Big Computers For Big Science

A visiting neutron scattering scientist at ORNL sends data from her experiment to a San Diego supercomputer for analysis. The calculation results are sent to Argonne National Laboratory, where they are turned into "pictures." These visualizations are sent to a collaborating scientist's workstation at North Carolina State University, one of the core universities of UT-Battelle, which manages ORNL for DOE.

To make their discoveries, scientists must interact with supercomputers to generate, examine, and archive huge datasets. To turn data into insight, this interaction must occur on human time scales, not over days or weeks, but over minutes.

Big science requires big computers that are not just scaled-up desktop personal computers. Big computers are fundamentally different from PCs in their ability to model enormous systems, generate immense volumes of data, and, as a payoff, solve uniquely difficult scientific problems. To put this difference in perspective, next-generation science datasets will approach or exceed a petabyte in size. If one of today's desktop PCs had a disk able to hold a petabyte-sized file, the PC would require over three years to read the file.

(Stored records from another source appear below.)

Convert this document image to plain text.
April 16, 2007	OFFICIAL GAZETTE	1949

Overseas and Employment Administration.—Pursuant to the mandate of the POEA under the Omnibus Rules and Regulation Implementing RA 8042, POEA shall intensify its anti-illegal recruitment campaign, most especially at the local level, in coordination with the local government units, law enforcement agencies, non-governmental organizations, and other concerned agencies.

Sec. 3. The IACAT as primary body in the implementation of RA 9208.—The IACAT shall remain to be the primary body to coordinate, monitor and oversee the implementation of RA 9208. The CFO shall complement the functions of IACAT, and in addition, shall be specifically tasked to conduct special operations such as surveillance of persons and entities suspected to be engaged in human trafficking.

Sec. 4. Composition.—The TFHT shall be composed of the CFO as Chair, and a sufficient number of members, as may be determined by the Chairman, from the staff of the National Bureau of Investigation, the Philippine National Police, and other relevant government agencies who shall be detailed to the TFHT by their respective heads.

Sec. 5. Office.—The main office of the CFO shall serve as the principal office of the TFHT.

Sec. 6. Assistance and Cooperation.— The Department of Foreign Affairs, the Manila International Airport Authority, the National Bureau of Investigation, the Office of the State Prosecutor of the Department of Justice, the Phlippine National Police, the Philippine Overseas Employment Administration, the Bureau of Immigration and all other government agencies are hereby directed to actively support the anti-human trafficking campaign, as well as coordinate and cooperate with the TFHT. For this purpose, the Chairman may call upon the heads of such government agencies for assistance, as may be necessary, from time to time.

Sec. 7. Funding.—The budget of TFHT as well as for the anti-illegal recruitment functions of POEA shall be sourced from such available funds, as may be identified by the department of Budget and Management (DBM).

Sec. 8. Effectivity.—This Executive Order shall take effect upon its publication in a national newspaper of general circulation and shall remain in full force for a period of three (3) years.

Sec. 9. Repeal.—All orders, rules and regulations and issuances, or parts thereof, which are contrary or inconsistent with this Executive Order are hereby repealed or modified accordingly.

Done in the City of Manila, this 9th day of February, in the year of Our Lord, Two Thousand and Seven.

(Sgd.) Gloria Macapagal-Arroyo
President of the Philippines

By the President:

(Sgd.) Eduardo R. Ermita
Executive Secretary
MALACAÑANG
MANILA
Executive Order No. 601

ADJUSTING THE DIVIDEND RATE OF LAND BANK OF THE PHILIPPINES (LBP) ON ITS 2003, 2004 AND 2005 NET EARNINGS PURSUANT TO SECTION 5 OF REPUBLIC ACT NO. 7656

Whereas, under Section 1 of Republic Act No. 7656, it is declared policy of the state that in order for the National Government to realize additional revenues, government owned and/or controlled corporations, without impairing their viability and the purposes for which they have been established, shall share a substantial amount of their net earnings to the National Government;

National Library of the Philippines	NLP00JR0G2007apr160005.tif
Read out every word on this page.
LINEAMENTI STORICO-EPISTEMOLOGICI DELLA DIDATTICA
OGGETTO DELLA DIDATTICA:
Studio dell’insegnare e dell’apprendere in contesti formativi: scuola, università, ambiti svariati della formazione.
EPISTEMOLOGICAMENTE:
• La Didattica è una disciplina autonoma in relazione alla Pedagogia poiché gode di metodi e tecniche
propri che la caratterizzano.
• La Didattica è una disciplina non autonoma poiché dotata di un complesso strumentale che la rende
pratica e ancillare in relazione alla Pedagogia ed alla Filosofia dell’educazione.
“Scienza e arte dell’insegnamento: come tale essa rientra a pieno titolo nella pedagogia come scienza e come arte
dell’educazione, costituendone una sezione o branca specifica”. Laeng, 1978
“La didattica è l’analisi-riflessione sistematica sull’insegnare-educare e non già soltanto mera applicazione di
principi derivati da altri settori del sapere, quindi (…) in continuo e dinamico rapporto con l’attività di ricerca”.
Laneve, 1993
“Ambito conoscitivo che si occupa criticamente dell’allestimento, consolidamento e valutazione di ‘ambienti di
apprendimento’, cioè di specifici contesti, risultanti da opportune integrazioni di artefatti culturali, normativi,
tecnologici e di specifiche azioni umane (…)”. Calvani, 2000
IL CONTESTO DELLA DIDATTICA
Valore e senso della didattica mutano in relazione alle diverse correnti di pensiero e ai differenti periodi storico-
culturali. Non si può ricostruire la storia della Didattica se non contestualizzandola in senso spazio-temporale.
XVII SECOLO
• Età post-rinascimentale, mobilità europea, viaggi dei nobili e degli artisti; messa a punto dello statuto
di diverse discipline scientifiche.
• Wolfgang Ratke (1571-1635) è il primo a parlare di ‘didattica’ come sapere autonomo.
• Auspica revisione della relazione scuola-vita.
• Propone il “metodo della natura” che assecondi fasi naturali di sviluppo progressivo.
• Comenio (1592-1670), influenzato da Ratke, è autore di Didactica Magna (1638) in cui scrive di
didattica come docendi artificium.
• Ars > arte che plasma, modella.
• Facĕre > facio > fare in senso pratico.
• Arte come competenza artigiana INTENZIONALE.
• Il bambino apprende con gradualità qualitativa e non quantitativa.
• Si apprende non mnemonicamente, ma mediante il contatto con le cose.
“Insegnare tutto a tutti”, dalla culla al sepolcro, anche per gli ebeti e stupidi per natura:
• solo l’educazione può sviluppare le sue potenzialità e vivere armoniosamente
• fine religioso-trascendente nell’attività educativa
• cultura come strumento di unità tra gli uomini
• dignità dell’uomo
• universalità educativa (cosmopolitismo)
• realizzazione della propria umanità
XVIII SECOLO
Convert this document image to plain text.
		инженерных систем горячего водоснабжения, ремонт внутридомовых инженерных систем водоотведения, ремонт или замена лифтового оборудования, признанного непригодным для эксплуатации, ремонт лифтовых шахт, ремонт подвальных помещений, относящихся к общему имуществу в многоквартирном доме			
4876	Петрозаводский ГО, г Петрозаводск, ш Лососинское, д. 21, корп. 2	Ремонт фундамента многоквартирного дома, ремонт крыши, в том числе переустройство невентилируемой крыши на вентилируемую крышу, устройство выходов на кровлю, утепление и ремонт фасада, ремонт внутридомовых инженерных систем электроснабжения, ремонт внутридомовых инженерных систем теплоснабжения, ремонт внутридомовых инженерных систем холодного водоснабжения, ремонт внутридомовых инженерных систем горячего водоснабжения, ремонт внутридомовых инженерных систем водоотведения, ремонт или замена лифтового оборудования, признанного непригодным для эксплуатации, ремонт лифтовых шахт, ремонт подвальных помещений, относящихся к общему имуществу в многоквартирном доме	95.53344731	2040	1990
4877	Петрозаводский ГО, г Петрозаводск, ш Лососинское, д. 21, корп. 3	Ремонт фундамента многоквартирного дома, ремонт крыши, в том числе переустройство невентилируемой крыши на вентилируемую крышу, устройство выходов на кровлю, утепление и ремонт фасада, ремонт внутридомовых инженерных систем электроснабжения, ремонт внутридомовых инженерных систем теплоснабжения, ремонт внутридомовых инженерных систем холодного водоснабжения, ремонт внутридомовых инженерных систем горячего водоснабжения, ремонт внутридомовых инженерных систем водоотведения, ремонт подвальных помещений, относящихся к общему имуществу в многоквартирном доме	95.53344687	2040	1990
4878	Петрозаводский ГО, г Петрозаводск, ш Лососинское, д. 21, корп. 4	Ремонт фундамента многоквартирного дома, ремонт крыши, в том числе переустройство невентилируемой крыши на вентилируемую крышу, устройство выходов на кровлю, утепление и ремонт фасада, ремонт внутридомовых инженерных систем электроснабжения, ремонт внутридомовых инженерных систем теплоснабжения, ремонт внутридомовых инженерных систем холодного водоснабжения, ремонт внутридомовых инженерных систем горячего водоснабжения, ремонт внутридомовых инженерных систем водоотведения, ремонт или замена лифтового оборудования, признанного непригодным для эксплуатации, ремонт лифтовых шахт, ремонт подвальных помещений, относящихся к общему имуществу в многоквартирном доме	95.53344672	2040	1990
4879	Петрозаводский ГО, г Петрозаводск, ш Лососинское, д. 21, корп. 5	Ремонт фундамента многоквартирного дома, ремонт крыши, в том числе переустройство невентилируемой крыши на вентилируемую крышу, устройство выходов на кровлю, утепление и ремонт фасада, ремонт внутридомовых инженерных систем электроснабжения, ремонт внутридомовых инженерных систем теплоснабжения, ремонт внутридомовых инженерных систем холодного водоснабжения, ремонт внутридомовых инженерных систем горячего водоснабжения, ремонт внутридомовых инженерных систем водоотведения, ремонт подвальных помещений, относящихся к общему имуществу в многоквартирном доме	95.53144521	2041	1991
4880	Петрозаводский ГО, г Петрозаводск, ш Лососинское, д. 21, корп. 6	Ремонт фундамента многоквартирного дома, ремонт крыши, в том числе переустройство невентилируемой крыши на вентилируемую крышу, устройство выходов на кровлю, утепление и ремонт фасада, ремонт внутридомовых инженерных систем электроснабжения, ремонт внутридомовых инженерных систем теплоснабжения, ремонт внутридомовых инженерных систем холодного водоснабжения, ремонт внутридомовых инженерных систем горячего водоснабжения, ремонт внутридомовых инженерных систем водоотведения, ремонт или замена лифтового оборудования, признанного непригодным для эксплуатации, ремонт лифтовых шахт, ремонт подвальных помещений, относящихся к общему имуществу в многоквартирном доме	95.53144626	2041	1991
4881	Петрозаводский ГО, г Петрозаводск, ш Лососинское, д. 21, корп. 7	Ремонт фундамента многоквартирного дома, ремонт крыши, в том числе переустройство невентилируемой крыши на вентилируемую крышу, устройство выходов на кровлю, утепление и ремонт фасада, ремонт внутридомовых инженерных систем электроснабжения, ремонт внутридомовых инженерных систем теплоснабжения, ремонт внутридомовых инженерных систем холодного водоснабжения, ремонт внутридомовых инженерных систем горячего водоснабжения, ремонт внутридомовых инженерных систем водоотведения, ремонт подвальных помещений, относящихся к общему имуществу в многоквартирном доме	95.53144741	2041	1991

The Center for Computational Sciences at ORNL has been tasked by DOE to develop the next generation of scientific networks to address the challenges of large science applications. The techniques developed in Oak Ridge will eventually filter out into the high end of the business world. Just as yesterday's scientific supercomputers have become today's central business and engineering computers, the same transfer will result in this network, called the DOE UltraScience Net, becoming the core of tomorrow's commercial networks.